Yes, but also no.
The Civil Service runs on menial tasks, the public sector could trim down by - and I’m pulling a figure out of thin air here - at least 20% if a lot of the superfluous admin grade jobs were automated or trained on.
That said, nobody can hallucinate and produce wildly neutral and self-defeating policies quite like the civil service. That’s something we’ll intuitively beat AI at for centuries yet.
It will be funny when they eventually decide the AI bureaucracy is the problem like they are blaming the civil service now. Nothing to do with their disastrous unworkable policies (Rwanda), pandering to the extreme elements of their party (Truss) or their complete ineptitude (pretty much everything else)…
One good thing that happened in recent years is the digital push and gov.uk websites. I have to say, getting a driving licence, renewing a passport, finding information on lots of topics has massively improved. Carry on with this, not wasting money on untested technology. Of course, that’s silly for me to say. The money will all go to friends of the party with nothing gained.
This is the best summary I could come up with:
The UK government will trial large language models to help ministers analyze and draft documents as part of a push to overhaul public services using AI.
In a speech on Thursday, deputy prime minister Oliver Dowden called the technology a potential “silver bullet” to reduce the burden of routine admin tasks and make civil servants more productive.
More worryingly, perhaps, is Dowden’s idea of crime-prevention algorithms that could “direct police to where they are most needed” and “spot patterns of criminality to discover culprits quicker than ever.”

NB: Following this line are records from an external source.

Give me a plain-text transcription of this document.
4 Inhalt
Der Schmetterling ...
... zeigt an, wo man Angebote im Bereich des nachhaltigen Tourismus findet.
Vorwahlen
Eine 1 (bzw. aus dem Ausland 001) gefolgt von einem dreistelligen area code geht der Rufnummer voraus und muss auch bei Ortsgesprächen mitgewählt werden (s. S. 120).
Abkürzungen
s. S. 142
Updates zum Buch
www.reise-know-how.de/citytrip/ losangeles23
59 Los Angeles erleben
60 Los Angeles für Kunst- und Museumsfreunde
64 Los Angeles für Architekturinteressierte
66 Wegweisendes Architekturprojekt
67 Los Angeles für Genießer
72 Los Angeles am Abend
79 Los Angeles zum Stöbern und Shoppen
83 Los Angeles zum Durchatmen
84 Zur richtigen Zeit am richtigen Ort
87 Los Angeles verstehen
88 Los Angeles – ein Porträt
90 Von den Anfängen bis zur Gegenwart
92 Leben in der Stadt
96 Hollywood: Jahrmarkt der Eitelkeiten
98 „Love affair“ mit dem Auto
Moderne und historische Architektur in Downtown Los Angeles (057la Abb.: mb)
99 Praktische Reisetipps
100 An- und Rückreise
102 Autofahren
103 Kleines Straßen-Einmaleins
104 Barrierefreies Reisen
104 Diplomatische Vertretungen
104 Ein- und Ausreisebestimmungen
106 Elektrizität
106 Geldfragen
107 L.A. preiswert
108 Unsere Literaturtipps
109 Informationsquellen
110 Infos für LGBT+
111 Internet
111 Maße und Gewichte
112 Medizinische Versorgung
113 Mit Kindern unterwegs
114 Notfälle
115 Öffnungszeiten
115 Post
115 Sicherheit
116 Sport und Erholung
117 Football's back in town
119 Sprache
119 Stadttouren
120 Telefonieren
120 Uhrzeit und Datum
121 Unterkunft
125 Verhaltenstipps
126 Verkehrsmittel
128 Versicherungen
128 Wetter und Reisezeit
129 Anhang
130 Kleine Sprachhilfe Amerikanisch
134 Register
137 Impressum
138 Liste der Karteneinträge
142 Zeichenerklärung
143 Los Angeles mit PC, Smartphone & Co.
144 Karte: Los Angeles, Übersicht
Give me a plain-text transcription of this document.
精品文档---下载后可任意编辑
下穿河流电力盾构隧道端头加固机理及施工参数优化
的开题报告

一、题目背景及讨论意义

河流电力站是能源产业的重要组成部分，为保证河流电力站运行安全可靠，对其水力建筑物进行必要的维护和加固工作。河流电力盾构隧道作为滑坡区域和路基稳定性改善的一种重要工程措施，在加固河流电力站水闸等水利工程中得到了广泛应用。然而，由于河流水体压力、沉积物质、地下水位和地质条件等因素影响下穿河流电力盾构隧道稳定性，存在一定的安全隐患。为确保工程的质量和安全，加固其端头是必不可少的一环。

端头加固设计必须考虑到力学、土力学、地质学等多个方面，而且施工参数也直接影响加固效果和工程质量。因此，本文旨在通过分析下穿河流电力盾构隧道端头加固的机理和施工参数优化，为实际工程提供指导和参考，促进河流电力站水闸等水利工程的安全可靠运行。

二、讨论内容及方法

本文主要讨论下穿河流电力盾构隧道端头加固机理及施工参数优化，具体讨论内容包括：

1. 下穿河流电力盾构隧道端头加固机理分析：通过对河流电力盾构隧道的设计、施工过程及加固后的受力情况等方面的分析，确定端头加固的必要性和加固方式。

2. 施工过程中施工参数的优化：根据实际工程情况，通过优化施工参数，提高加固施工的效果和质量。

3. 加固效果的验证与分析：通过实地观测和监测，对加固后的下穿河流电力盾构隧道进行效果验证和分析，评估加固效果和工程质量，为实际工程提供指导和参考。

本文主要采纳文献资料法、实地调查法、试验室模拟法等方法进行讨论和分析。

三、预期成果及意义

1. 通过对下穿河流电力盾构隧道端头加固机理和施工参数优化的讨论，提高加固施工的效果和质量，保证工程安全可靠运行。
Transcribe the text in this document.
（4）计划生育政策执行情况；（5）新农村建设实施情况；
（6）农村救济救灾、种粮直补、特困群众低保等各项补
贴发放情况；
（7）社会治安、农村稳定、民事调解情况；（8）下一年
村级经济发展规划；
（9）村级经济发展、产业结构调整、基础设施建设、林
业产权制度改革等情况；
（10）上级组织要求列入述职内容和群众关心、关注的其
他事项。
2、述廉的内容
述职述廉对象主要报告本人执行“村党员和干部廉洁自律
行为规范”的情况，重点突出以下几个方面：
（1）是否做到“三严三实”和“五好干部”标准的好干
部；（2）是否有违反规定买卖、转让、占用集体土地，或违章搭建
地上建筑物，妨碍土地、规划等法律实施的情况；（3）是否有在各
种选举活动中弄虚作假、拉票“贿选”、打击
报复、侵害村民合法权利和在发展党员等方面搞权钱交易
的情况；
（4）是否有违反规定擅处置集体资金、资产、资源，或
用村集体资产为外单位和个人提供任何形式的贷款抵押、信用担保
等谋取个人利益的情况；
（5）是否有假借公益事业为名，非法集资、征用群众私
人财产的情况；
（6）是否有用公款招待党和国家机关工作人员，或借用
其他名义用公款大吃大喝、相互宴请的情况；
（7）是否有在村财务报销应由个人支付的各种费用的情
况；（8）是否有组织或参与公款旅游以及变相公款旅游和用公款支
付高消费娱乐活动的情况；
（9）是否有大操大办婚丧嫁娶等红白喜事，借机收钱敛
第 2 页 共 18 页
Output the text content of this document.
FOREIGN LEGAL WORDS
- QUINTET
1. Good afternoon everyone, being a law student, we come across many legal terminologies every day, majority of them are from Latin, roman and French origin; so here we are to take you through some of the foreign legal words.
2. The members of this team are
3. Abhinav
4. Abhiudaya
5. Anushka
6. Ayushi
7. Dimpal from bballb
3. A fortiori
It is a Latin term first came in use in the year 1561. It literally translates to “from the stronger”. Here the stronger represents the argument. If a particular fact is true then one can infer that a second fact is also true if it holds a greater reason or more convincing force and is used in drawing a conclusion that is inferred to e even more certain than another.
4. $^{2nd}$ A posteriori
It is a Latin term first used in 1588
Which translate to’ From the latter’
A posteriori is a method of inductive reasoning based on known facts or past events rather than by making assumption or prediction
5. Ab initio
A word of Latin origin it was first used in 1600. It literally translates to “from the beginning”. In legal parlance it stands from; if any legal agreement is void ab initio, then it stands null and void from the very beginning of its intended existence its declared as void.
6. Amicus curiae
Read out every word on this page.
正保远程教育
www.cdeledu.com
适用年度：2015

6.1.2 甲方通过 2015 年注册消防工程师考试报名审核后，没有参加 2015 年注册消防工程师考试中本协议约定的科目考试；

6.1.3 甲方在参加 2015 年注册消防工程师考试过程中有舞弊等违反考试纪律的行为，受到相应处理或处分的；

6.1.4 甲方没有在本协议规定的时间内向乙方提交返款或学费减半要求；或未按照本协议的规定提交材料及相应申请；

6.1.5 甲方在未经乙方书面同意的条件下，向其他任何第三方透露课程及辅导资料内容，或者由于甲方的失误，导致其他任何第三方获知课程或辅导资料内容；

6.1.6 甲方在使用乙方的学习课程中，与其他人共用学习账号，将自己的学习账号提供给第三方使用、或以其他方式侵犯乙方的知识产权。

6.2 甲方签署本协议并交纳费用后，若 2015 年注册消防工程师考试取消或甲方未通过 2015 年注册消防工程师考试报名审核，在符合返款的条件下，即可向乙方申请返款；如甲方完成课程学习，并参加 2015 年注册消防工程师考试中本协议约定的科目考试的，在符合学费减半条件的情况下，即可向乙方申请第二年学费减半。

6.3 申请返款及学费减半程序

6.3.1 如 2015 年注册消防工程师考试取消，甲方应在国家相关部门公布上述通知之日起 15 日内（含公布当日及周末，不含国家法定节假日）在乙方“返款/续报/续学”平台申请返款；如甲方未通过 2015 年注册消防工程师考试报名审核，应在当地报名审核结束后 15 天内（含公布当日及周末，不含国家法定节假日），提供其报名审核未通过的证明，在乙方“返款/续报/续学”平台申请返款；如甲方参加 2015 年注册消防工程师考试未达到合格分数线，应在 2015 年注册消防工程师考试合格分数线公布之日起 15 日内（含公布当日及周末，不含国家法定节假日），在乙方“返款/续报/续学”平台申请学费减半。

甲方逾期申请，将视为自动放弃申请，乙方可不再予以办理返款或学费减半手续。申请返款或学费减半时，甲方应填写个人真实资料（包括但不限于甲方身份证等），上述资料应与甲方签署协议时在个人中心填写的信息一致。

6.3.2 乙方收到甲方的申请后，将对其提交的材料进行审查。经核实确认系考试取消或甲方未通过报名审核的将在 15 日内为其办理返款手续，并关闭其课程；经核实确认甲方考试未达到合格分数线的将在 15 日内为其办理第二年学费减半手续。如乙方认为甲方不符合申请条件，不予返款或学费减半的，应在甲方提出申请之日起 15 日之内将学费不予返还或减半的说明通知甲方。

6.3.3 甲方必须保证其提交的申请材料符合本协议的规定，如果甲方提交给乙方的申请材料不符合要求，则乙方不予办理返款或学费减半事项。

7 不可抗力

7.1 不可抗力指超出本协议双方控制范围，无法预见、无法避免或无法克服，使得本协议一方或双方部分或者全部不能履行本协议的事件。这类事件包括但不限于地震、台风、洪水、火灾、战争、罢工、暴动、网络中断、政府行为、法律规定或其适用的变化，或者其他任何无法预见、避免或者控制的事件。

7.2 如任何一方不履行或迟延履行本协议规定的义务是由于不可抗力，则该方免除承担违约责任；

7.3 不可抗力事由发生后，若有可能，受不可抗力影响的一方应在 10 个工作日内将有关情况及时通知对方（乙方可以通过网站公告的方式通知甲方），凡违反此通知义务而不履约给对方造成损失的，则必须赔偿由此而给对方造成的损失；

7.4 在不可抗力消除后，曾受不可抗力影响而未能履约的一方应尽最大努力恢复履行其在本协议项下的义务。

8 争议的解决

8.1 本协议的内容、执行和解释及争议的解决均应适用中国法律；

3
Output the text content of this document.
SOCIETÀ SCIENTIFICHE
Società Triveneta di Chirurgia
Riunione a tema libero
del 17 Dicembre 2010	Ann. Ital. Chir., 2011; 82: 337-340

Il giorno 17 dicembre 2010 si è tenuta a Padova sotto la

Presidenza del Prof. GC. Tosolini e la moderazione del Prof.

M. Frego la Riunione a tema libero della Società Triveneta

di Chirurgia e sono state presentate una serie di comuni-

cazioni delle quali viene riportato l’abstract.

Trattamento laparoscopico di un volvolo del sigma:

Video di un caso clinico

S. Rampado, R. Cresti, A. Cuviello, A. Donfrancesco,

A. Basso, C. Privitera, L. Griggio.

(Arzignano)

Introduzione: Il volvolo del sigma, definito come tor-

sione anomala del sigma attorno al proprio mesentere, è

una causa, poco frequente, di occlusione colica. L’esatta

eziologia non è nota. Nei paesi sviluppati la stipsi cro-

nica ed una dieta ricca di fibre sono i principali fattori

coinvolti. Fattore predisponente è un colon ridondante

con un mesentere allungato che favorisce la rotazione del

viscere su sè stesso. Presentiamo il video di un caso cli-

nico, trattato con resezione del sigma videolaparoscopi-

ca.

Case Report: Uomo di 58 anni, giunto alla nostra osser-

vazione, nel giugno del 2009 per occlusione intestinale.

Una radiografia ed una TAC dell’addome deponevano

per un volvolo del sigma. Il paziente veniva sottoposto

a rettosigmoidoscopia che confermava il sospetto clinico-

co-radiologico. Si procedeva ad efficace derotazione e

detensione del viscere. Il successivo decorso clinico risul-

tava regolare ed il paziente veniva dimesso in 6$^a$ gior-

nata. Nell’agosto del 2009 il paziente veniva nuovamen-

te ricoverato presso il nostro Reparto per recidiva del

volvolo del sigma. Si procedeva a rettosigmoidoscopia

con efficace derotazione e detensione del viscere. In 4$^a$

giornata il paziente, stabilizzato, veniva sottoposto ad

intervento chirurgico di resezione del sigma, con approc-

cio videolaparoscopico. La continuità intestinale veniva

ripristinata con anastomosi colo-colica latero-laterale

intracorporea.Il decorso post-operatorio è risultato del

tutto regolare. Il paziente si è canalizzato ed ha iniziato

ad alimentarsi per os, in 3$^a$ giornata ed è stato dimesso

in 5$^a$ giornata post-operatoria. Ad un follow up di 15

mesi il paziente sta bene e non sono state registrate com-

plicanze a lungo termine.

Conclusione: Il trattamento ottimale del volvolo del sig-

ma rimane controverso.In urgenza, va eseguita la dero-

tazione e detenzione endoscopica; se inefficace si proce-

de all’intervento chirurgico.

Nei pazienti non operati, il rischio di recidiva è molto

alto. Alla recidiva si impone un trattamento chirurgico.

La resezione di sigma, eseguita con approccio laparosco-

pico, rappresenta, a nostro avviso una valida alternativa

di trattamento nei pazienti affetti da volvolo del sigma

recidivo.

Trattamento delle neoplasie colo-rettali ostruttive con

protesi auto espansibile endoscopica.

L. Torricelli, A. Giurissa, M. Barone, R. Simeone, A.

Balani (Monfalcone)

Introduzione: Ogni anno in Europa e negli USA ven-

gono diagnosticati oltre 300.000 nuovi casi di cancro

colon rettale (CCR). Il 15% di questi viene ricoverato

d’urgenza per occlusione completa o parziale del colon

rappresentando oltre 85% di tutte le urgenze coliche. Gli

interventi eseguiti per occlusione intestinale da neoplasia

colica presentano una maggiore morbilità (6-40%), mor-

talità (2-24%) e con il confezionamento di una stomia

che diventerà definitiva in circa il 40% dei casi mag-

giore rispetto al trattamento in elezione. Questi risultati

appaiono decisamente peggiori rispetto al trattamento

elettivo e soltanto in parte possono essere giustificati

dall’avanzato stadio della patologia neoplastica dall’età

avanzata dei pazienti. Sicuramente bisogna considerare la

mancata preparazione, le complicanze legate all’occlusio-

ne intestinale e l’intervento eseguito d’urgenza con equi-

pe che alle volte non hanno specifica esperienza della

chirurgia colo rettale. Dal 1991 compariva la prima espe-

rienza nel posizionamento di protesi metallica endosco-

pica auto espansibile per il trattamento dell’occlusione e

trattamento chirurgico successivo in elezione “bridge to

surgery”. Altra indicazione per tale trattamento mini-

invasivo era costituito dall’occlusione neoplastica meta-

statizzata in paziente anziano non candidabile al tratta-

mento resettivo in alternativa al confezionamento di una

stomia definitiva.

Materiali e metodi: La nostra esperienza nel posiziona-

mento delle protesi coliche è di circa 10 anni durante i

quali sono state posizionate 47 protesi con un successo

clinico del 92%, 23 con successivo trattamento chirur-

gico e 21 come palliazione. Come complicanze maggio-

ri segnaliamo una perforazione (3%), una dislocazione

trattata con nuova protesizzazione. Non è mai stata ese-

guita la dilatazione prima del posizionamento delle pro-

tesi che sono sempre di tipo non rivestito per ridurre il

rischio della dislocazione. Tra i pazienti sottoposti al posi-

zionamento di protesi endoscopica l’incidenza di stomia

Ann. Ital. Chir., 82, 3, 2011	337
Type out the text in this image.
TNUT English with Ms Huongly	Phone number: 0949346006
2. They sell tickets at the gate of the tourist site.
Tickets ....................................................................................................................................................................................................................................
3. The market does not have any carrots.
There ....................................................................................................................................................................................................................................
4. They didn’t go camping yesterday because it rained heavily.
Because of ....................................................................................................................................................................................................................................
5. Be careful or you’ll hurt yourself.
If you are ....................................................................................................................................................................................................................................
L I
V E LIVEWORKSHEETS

“This is not about replacing real people with robots, it is about removing spirit-sapping, time-wasting admin and bureaucracy freeing public servants to do the important work that they do best and saving taxpayers billions of pounds in the process,” Dowden claimed.
The UK government has hired data scientists, engineers, and machine learning experts for its Incubator for AI, dubbed i.AI, a group dedicated to exploring how the technology can improve public services.
i.AI is piloting ten different initiatives, including using algorithms to flag fraudulent transactions in pharmacies and moving asylum claimants out of hotels more efficiently.